Meskipun cukup banyak pengetahuan lokal yang terdapat di Desa dan disekitar kawasan Hutan Kemasyarakatan, namun belum dilibatkan dan diangkat
masuk dalam kelembangaan HKm. Kelembagaan yang dekat dengan pembangunan HKm adalah Kelompok Tani Hutan, Forum HKm dan Lokaq.
Sementara itu, kelembagaan seperti Besiru, Bebangar dan Hijiban merupakan pengetahuan lokal yang terbatas sekali pelibatannya dalam pembangunan HKm.
Demikian juga keadaannya dengan Sawen yang memiliki perani besar dalam pengelolaan hutan tidak dilibatkan dalam pembangunan HKm
Masyarakat belum mampu merevitalisasi pengetahuan lokal tersebut masuk dalam kelembagaan HKm. Masyarakat lebih terfokus dalam pertimbangan-
pertimbangan rasional dan dijadikan sebagai konsensus ataupun aturan main yang sering diselogankan dengan istilah awik-awik.

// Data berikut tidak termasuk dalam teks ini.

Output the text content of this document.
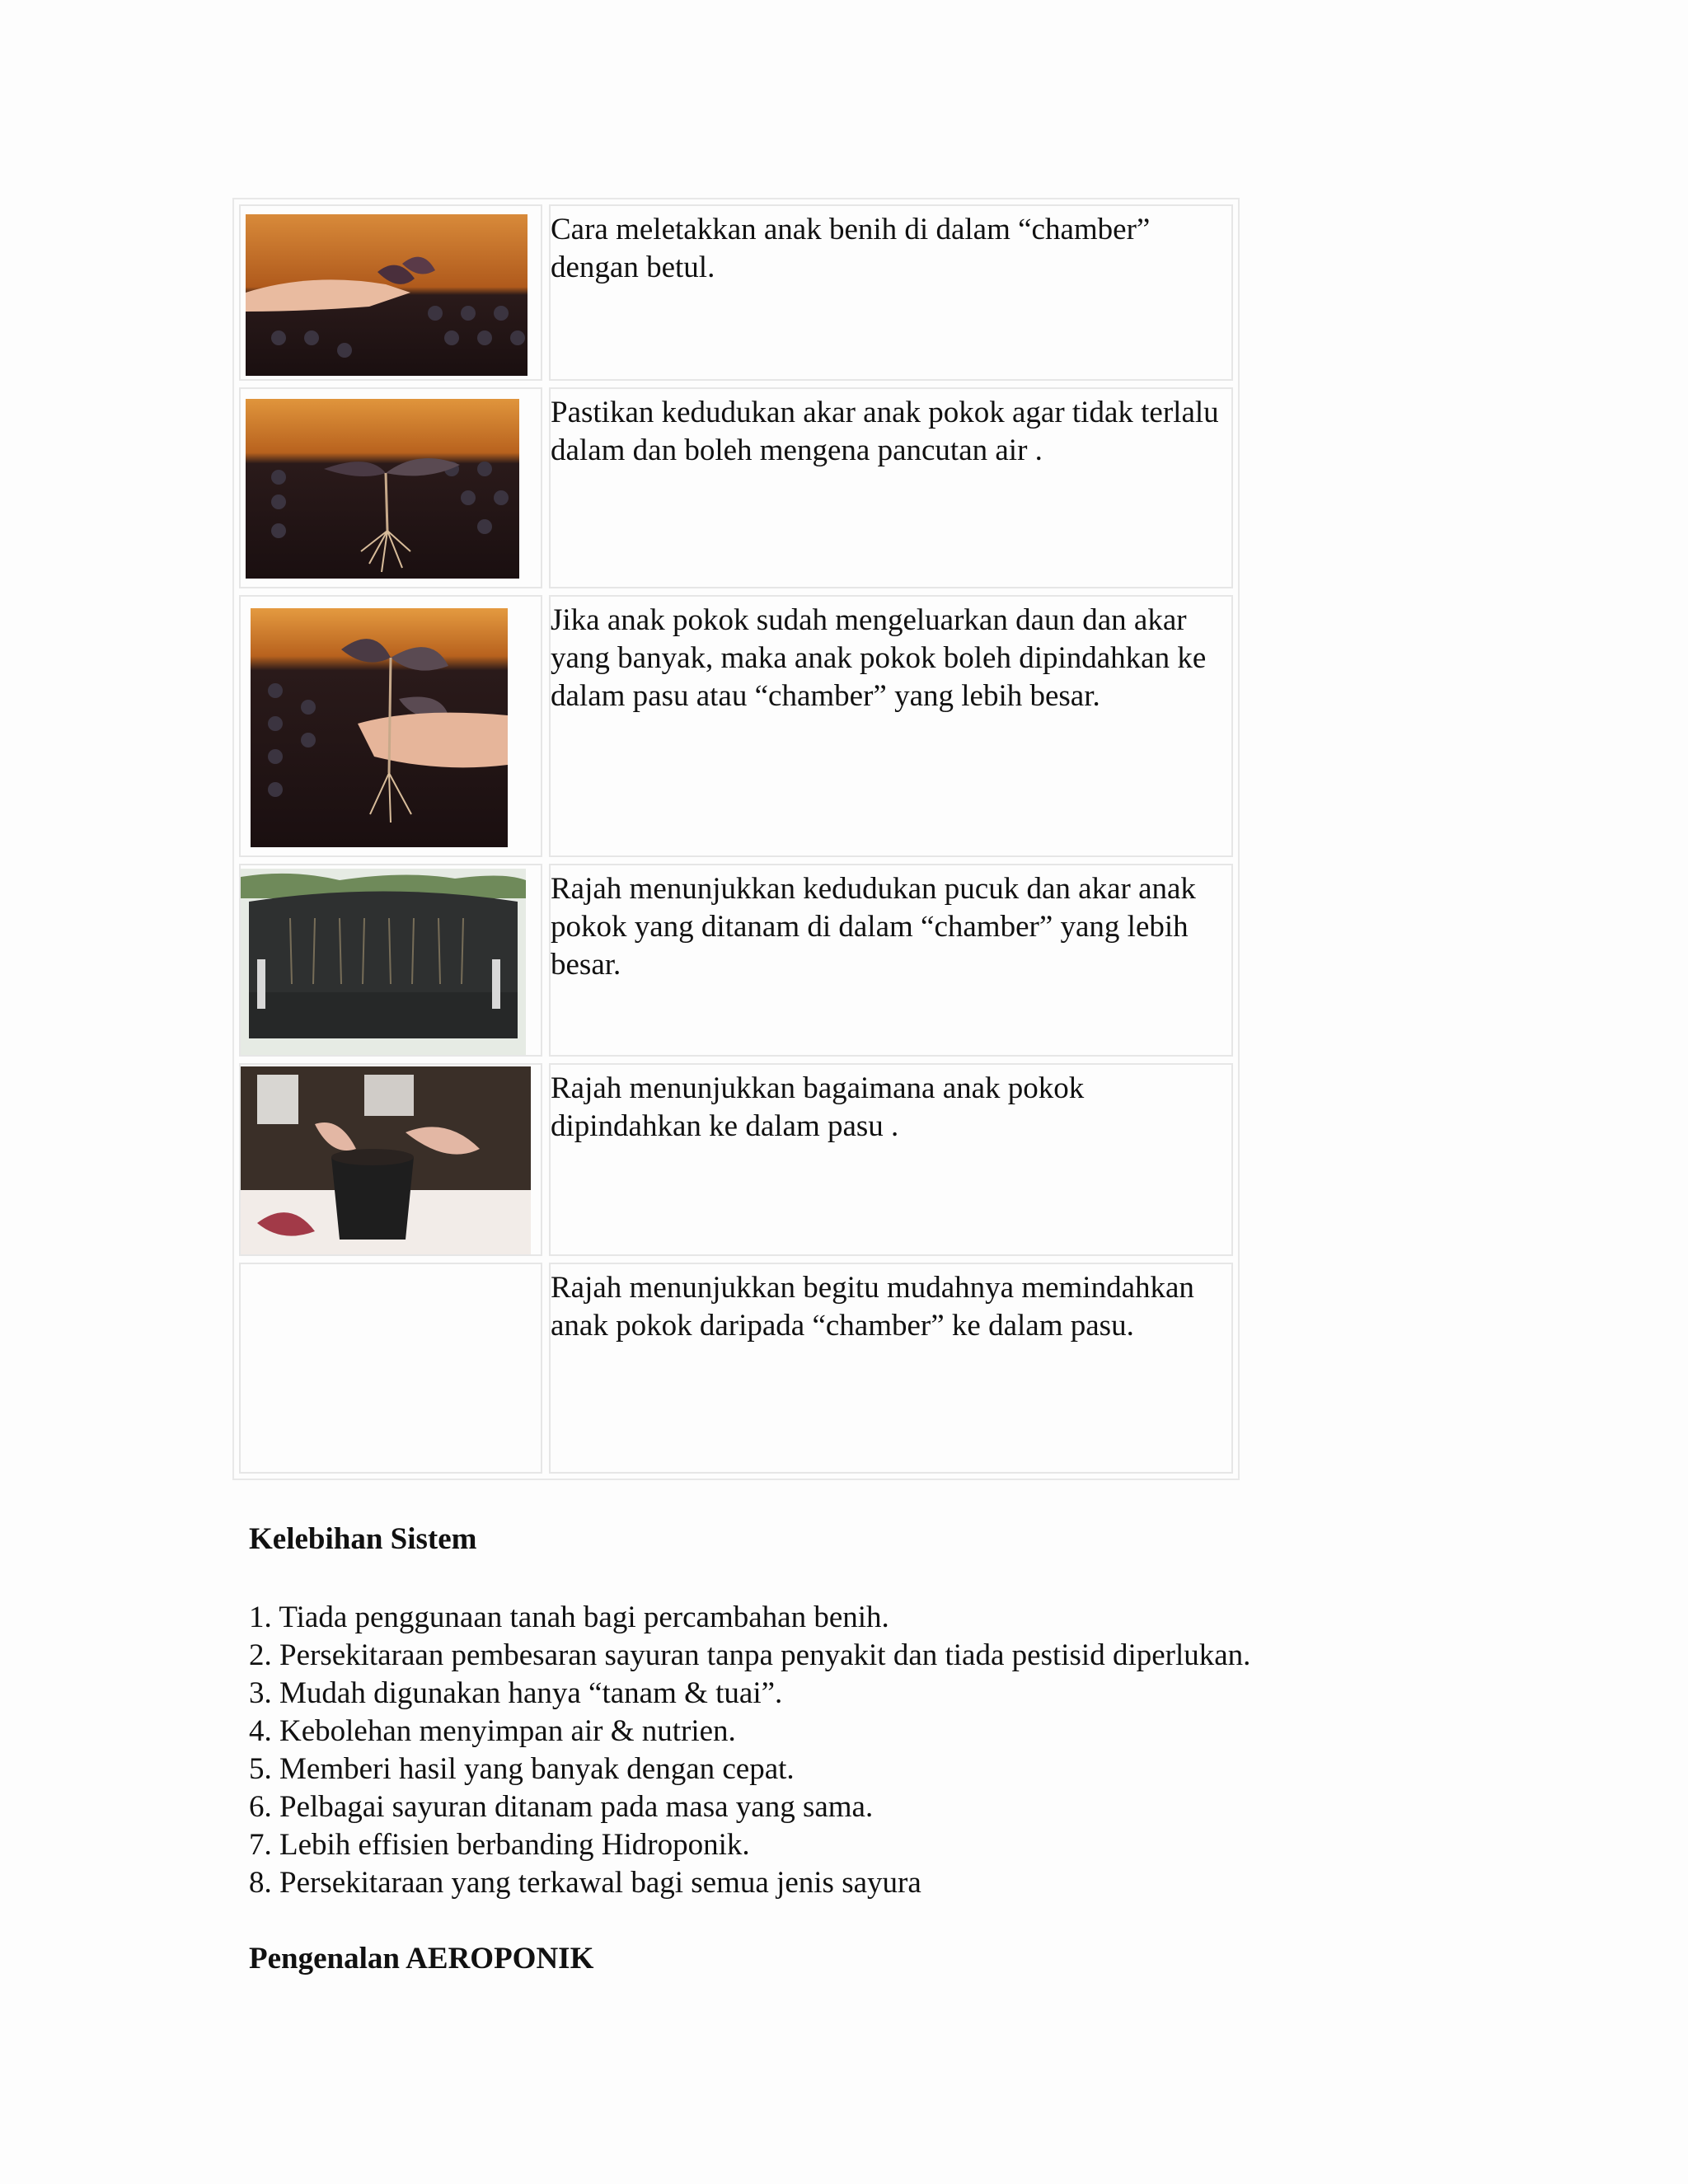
Cara meletakkan anak benih di dalam “chamber” dengan betul.
Pastikan kedudukan akar anak pokok agar tidak terlalu dalam dan boleh mengena pancutan air .
Jika anak pokok sudah mengeluarkan daun dan akar yang banyak, maka anak pokok boleh dipindahkan ke dalam pasu atau “chamber” yang lebih besar.
Rajah menunjukkan kedudukan pucuk dan akar anak pokok yang ditanam di dalam “chamber” yang lebih besar.
Rajah menunjukkan bagaimana anak pokok dipindahkan ke dalam pasu .
Rajah menunjukkan begitu mudahnya memindahkan anak pokok daripada “chamber” ke dalam pasu.
Kelebihan Sistem
1. Tiada penggunaan tanah bagi percambahan benih.
2. Persekitaraan pembesaran sayuran tanpa penyakit dan tiada pestisid diperlukan.
3. Mudah digunakan hanya “tanam & tuai”.
4. Kebolehan menyimpan air & nutrien.
5. Memberi hasil yang banyak dengan cepat.
6. Pelbagai sayuran ditanam pada masa yang sama.
7. Lebih effisien berbanding Hidroponik.
8. Persekitaraan yang terkawal bagi semua jenis sayura
Pengenalan AEROPONIK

Situasi ini terbangun tidak terlepas
dari peran pendamping masyarakat baik dari dinasinstansi, perguruan tinggi dan LSM. Aturan main sering berpihak sehingga membangun konflik horizontal dan
vertikal. Sebagai kasus bahwa aturan main yang berpihak pada masyarakat miskin dan tidak memiliki areal produktif, menyebabkan kelompok masyarakat lainnya
yang tidak diakomodir haknya dalam HKm melakukan perambahan dan menamakan dirinya HKm Non Program Kasus HKm Seaaot.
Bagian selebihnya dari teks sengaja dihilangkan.